The latest kidney problems episode of Uddanam's inhabitants was enacted by Pawan Kalyan under Chandrababu Naidu's direction. The Uddanam problem is more serious than what was made out and the YS Rajasekhara Reddy government had drafted professors from Harvard University to study the issue in 2008 itself. But the TDP-sponsored media crooned as if it was Pawan Kalyan’s discovery.

Matter of classes

Against this background, Padmanabham wrote to Pawan Kalyan, who met Naidu recently and had lunch with him, saying that the contention of the chief minister that the GO No.30 issued by the Kotla Vijayabhaskar Reddy government on 25 August 1994, was struck down by the high court was wrong.

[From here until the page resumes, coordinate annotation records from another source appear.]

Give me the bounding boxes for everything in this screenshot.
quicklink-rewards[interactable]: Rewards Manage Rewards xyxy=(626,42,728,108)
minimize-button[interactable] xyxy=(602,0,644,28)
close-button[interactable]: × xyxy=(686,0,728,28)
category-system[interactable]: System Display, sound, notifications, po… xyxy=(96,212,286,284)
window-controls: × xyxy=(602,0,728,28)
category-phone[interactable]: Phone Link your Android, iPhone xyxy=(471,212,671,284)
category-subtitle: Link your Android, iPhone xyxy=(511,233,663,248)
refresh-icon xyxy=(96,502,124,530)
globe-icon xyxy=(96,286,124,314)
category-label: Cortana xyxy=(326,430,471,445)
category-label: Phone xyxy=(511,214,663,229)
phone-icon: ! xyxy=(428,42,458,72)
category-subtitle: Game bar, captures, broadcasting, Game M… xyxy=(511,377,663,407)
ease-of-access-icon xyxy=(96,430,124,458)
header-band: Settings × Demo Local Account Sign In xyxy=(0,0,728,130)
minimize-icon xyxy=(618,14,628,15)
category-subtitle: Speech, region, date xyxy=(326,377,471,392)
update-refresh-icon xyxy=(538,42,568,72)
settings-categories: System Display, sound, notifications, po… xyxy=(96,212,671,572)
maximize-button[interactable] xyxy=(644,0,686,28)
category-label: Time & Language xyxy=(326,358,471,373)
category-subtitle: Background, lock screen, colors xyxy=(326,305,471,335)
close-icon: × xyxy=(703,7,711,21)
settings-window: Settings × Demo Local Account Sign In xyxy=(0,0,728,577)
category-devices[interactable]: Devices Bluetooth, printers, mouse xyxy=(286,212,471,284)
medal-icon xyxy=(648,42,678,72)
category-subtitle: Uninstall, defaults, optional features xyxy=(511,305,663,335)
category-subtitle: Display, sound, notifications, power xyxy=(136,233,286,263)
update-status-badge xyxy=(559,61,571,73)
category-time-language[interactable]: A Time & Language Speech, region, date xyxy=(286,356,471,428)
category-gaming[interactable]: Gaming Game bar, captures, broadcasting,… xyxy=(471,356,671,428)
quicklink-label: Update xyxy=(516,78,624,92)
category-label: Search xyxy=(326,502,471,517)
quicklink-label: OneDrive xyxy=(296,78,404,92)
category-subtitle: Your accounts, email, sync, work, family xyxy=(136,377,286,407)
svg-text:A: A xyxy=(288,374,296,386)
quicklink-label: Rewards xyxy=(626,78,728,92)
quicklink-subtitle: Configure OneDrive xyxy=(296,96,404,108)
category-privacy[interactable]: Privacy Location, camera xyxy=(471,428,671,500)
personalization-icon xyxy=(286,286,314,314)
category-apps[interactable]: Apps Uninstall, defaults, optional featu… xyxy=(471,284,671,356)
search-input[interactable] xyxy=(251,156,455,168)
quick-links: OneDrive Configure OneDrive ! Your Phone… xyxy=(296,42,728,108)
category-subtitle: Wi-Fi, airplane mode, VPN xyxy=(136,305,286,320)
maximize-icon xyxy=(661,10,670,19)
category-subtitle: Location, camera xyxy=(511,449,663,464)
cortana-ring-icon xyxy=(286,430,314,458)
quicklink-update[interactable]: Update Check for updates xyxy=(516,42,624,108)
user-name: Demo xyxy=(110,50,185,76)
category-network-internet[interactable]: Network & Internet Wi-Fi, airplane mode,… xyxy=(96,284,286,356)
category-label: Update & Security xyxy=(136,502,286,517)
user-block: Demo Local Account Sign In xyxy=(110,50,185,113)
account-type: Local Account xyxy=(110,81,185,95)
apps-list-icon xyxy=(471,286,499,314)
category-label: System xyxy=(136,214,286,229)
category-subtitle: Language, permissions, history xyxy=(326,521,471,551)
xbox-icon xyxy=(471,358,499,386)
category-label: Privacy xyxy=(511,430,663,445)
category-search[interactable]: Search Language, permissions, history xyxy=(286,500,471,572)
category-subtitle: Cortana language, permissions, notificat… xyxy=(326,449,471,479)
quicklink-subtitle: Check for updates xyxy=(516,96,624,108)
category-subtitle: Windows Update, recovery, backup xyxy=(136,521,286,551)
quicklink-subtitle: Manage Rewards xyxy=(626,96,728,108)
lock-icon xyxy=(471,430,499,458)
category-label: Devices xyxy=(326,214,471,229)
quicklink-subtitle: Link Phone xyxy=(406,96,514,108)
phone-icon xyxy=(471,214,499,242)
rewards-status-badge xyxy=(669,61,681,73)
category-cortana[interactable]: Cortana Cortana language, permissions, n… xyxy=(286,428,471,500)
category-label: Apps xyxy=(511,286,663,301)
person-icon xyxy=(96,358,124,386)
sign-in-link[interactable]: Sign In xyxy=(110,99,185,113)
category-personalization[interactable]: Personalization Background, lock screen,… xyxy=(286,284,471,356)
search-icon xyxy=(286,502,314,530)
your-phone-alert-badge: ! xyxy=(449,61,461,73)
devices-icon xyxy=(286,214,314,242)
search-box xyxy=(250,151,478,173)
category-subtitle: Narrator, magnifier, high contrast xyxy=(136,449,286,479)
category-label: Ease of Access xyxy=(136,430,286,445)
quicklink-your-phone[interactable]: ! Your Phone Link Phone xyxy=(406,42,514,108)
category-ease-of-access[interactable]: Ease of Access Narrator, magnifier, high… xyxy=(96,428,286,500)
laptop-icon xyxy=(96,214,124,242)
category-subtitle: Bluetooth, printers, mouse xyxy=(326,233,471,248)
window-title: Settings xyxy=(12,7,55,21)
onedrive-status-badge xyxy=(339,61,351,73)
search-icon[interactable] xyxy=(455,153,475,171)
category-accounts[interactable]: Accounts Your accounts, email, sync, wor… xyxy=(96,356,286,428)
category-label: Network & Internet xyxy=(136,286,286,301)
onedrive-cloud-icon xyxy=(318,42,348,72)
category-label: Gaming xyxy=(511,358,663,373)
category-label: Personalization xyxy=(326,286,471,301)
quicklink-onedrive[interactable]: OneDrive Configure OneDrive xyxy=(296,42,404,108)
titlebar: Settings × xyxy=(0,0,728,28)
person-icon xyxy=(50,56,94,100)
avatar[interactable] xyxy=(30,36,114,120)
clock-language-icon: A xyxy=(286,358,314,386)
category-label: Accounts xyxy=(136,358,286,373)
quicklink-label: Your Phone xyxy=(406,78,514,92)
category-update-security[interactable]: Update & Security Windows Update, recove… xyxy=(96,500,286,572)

The high court upheld the judgment in its verdict given on 7 April 1995. Padmanabham expressed his displeasure over the delay tactic pursued by the Naidu Government for defaulting on the promise of including Kapus in the BC list.

Meanwhile, Justice HS Manjunatha’s one-man commission on BCs, which has been hitherto portrayed as the Kapu Commission or the one constituted for the inclusion of Kapus among BCs, has asserted that it is not a 'Kapu commission' and that it is looking into reservations for backward classes as a whole.

Senior YSR Congress leader, former Union Minister and MLC Ummareddy Venkayteswarlu told Catch that Chandrababu Naidu was singularly responsible for the situation the Kapus have been pushed into.

Kapu reservations were the TDP’s electoral promise on which he is just dodging and ducking without any effective steps being taken in that direction.

Dr Venkateswarlu has also condemned the “ill-treatment” meted out to Mudragada Padmanabham who has emerged as the leader of Kapus in the state. Though resolutions were adopted twice in the AP Assembly, nothing moved ahead on the reservations.

“Hatred has crept into the minds of people against Chandrababu Naidu who promised to include the BCs within six months. The TDP’s election manifesto also clearly mentioned the inclusion of Kapus in the BC list. Now he is making his party’s MLA in Telangana and BC Welfare Association president R Krishnaiah oppose the inclusion of Kapus in BCs, saying that the BC reservations would shrink with the inclusion of a larger community. There is no credibility to the claims of TDP leaders, including ministers Chinna Rajappa, Narayana, and many other Kapu MLAs and leaders,” he pointed out.

Despite his efforts, if the promise is not kept, Chandrababu Naidu will have to pay a heavy price politically. Given the astute politician that he is, he may not take chances, but he should also be Constitutionally correct.